“I cazzari del virus” – A. Scanzi

Avete ragione: questa “recensione” – più un flusso di coscienza, in realtà – arriva colpevolmente in ritardo. Inaccettabile per una scanziana della prima ora come me (anche se le vendite del libro sembrano avermi aspettata con grazia), ma quest’anno va così. Va un po’ tutto così.

A dir la verità, ancora fatico a crederci. Fatico a credere di essermi laureata attraverso una webcam, o di essere stata a distanza forzata dalla mia famiglia per mesi, o di aver provato ansia anche solo a passeggiare con i miei cani. Mi sembra tutto così surreale, così terribile. Psicologicamente destabilizzante.

È qui che secondo me si riconosce il primo fondamentale merito dei Cazzari del virus di Andrea Scanzi: non sottovaluta mai, neanche per un istante, l’aspetto psicologico dell’assurda situazione in cui tutti noi ci siamo trovati. A differenza dei cazzari in copertina – che, tra uscite irricevibili e atteggiamenti altrettanto vomitevoli, l’emotività l’hanno allegramente calpestata – Andrea ha bene in mente i volti di chi quotidianamente prosciugava le proprie energie per soccorrere i malati, di chi sognava di abbracciare i propri cari, o di chi li ha persi senza avere nemmeno il modo e la forza di elaborare il lutto. Di chi “diede la vita ed ebbe in cambio una croce”. Basterebbe il capitolo “Lettera di un nonno” per realizzare quanto sia importante ascoltare le persone, soprattutto ora.

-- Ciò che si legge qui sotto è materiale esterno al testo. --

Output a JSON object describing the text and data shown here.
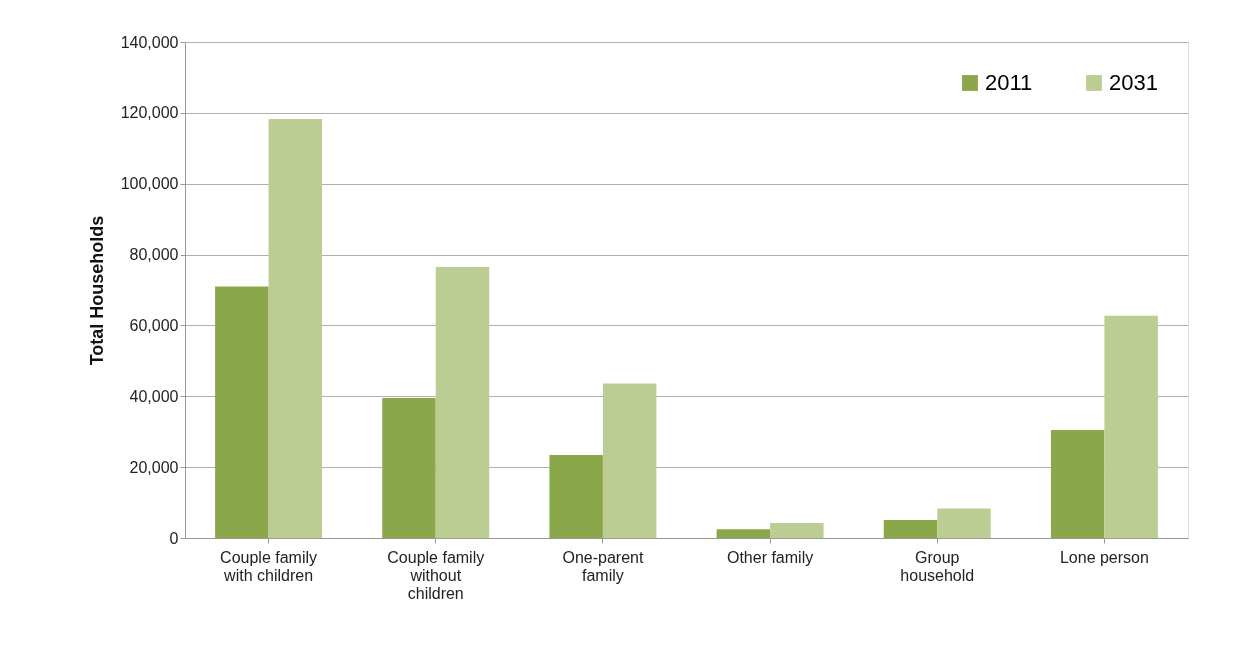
{
  "chart_data": {
    "type": "bar",
    "ylabel": "Total Households",
    "categories": [
      "Couple family with children",
      "Couple family without children",
      "One-parent family",
      "Other family",
      "Group household",
      "Lone person"
    ],
    "series": [
      {
        "name": "2011",
        "color": "#8aa84a",
        "values": [
          71000,
          39500,
          23400,
          2500,
          5100,
          30500
        ]
      },
      {
        "name": "2031",
        "color": "#bccd94",
        "values": [
          118300,
          76500,
          43600,
          4200,
          8300,
          62700
        ]
      }
    ],
    "ylim": [
      0,
      140000
    ],
    "yticks": [
      0,
      {
        "value": 20000,
        "label": "20,000"
      },
      {
        "value": 40000,
        "label": "40,000"
      },
      {
        "value": 60000,
        "label": "60,000"
      },
      {
        "value": 80000,
        "label": "80,000"
      },
      {
        "value": 100000,
        "label": "100,000"
      },
      {
        "value": 120000,
        "label": "120,000"
      },
      {
        "value": 140000,
        "label": "140,000"
      }
    ],
    "grid": "y",
    "legend": "top right"
  }
}
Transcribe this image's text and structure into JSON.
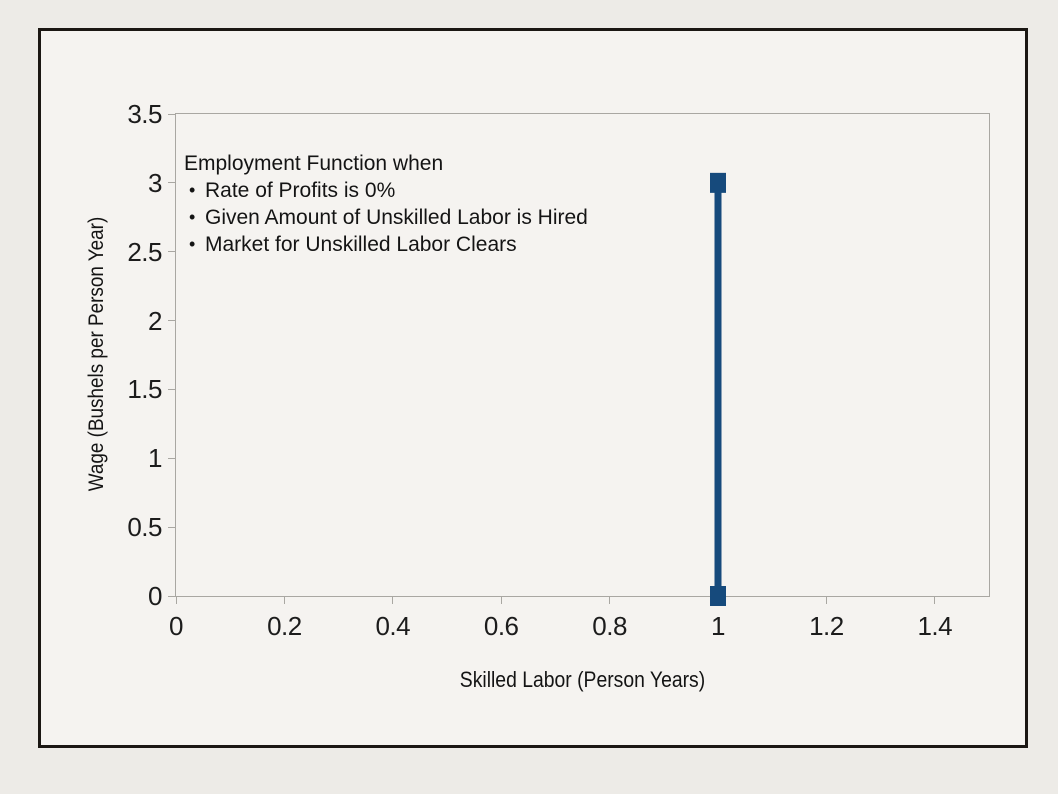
{
  "page": {
    "background_color": "#edebe7",
    "frame_background_color": "#f5f3f0",
    "frame_border_color": "#1b1713",
    "axis_color": "#a9a7a2",
    "text_color": "#141414"
  },
  "chart_data": {
    "type": "line",
    "title": "",
    "xlabel": "Skilled Labor (Person Years)",
    "ylabel": "Wage (Bushels per Person Year)",
    "xlim": [
      0,
      1.5
    ],
    "ylim": [
      0,
      3.5
    ],
    "grid": false,
    "legend": false,
    "x_ticks": [
      0,
      0.2,
      0.4,
      0.6,
      0.8,
      1,
      1.2,
      1.4
    ],
    "x_tick_labels": [
      "0",
      "0.2",
      "0.4",
      "0.6",
      "0.8",
      "1",
      "1.2",
      "1.4"
    ],
    "y_ticks": [
      0,
      0.5,
      1,
      1.5,
      2,
      2.5,
      3,
      3.5
    ],
    "y_tick_labels": [
      "0",
      "0.5",
      "1",
      "1.5",
      "2",
      "2.5",
      "3",
      "3.5"
    ],
    "series": [
      {
        "name": "employment-function",
        "color": "#164a7c",
        "line_width": 7,
        "marker": "square",
        "marker_width": 16,
        "marker_height": 20,
        "points": [
          [
            1,
            0
          ],
          [
            1,
            3
          ]
        ]
      }
    ],
    "annotation": {
      "title": "Employment Function when",
      "bullet_glyph": "•",
      "bullets": [
        "Rate of Profits is 0%",
        "Given Amount of Unskilled Labor is Hired",
        "Market for Unskilled Labor Clears"
      ]
    }
  }
}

Sono anni invece che la politica è sorda a ogni voce. Da troppo tempo i nostri incravattati (o felpati) parlamentari credono che entrare nelle case degli italiani con la televisione o confondersi nella massa in costume da bagno significhi “ascoltare i cittadini”. Ultimamente, poi, sembrano intenzionati a dare proprio il peggio di sé; qualcuno mangiando ciliegie, qualcuno usando i defunti per propaganda, qualcun altro (tutti) facendosi la guerra mentre la nave affonda.

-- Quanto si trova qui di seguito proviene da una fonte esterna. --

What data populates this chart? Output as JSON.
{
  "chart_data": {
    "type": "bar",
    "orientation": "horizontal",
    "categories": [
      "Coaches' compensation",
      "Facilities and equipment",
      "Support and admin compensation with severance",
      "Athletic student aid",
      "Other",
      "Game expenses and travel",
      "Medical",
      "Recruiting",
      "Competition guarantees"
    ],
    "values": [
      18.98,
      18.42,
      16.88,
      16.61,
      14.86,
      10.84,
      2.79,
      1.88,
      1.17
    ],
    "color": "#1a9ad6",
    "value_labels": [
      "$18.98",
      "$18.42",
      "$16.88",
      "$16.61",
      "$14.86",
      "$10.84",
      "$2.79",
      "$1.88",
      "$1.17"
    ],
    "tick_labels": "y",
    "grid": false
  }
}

Per fortuna, molti cittadini hanno capito che per trovare conforto non bisogna più rivolgersi alla politica, ma all’arte. Senza la sensibilità non avremmo superato alcun lockdown. Lo sa bene chi si è inventato concerti tra balconi, così come chi ha organizzato dirette Facebook quotidianamente. Creare un’occasione di incontro e di scambio può salvare una giornata, quando fuori tutto tace.

A questo proposito, un altro merito del libro è esibito in copertina: si tratta di un “Diario della pandemia”. Un’idea che invidio molto, perché scrivere un diario è in effetti un ottimo antidoto contro l’allucinazione collettiva dei mesi passati. Un diario contiene rabbia, paura, sofferenza, ma anche speranza e ironia (ancora rido per certi aulici versi quali: “Questo qua sembra uno di quelli che, quando hanno voglia di emozioni forti, sniffano il Wcnet”), sempre da una prospettiva intima e personale.

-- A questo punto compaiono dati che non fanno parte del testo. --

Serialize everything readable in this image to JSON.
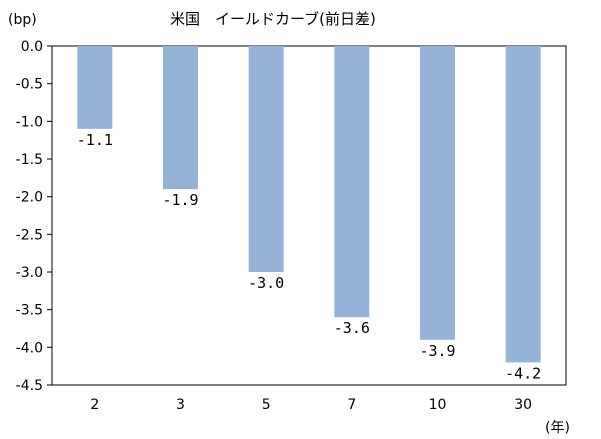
{
  "chart_data": {
    "type": "bar",
    "title": "米国　イールドカーブ(前日差)",
    "ylabel": "(bp)",
    "xlabel": "(年)",
    "categories": [
      "2",
      "3",
      "5",
      "7",
      "10",
      "30"
    ],
    "values": [
      -1.1,
      -1.9,
      -3.0,
      -3.6,
      -3.9,
      -4.2
    ],
    "data_labels": [
      "-1.1",
      "-1.9",
      "-3.0",
      "-3.6",
      "-3.9",
      "-4.2"
    ],
    "yticks": [
      "0.0",
      "-0.5",
      "-1.0",
      "-1.5",
      "-2.0",
      "-2.5",
      "-3.0",
      "-3.5",
      "-4.0",
      "-4.5"
    ],
    "ylim": [
      -4.5,
      0.0
    ],
    "grid": false,
    "bar_color": "#95b3d7"
  }
}
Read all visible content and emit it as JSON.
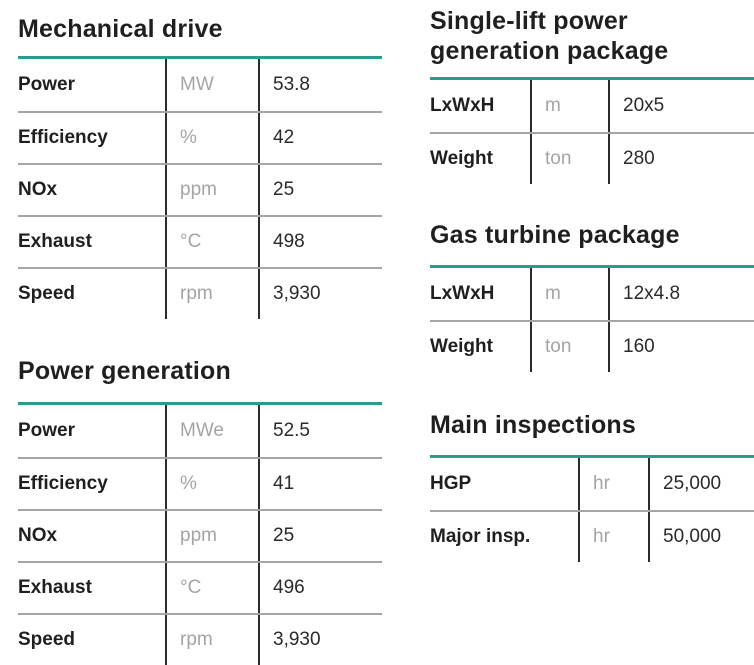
{
  "colors": {
    "accent_teal": "#2a9c8d",
    "heading_text": "#1f1f1f",
    "unit_gray": "#a4a4a4",
    "row_divider_gray": "#a5a5a5",
    "column_divider_dark": "#2b2b2b"
  },
  "tables": [
    {
      "title": "Mechanical drive",
      "rows": [
        {
          "label": "Power",
          "unit": "MW",
          "value": "53.8"
        },
        {
          "label": "Efficiency",
          "unit": "%",
          "value": "42"
        },
        {
          "label": "NOx",
          "unit": "ppm",
          "value": "25"
        },
        {
          "label": "Exhaust",
          "unit": "°C",
          "value": "498"
        },
        {
          "label": "Speed",
          "unit": "rpm",
          "value": "3,930"
        }
      ]
    },
    {
      "title": "Power generation",
      "rows": [
        {
          "label": "Power",
          "unit": "MWe",
          "value": "52.5"
        },
        {
          "label": "Efficiency",
          "unit": "%",
          "value": "41"
        },
        {
          "label": "NOx",
          "unit": "ppm",
          "value": "25"
        },
        {
          "label": "Exhaust",
          "unit": "°C",
          "value": "496"
        },
        {
          "label": "Speed",
          "unit": "rpm",
          "value": "3,930"
        }
      ]
    },
    {
      "title": "Single-lift power generation package",
      "rows": [
        {
          "label": "LxWxH",
          "unit": "m",
          "value": "20x5"
        },
        {
          "label": "Weight",
          "unit": "ton",
          "value": "280"
        }
      ]
    },
    {
      "title": "Gas turbine package",
      "rows": [
        {
          "label": "LxWxH",
          "unit": "m",
          "value": "12x4.8"
        },
        {
          "label": "Weight",
          "unit": "ton",
          "value": "160"
        }
      ]
    },
    {
      "title": "Main inspections",
      "rows": [
        {
          "label": "HGP",
          "unit": "hr",
          "value": "25,000"
        },
        {
          "label": "Major insp.",
          "unit": "hr",
          "value": "50,000"
        }
      ]
    }
  ]
}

Solo riscoprendo e valorizzando questa dimensione intima, fatta di emotività e di ascolto reciproco, si può pensare di imparare qualcosa da questa tragedia. Come? Non abituandosi a contare i morti, per esempio. Normalizzare una realtà in cui la massima espressione di affetto è una toccata di gomito (che mestizia) e in cui ogni essere umano è considerato una potenziale minaccia è un suicidio sociale. Almeno quanto votare in massa la lega.

Non so se questa sia la sede adatta, ma tra bischeri ci si formalizza poco, perciò ne approfitto ugualmente: grazie, Andrea, una volta di più. Penso che la tua compagnia e il tuo impegno costante – di cui, del resto, questo libro non è che uno dei tanti frutti – non verranno dimenticati. Shine on, you crazy diamond.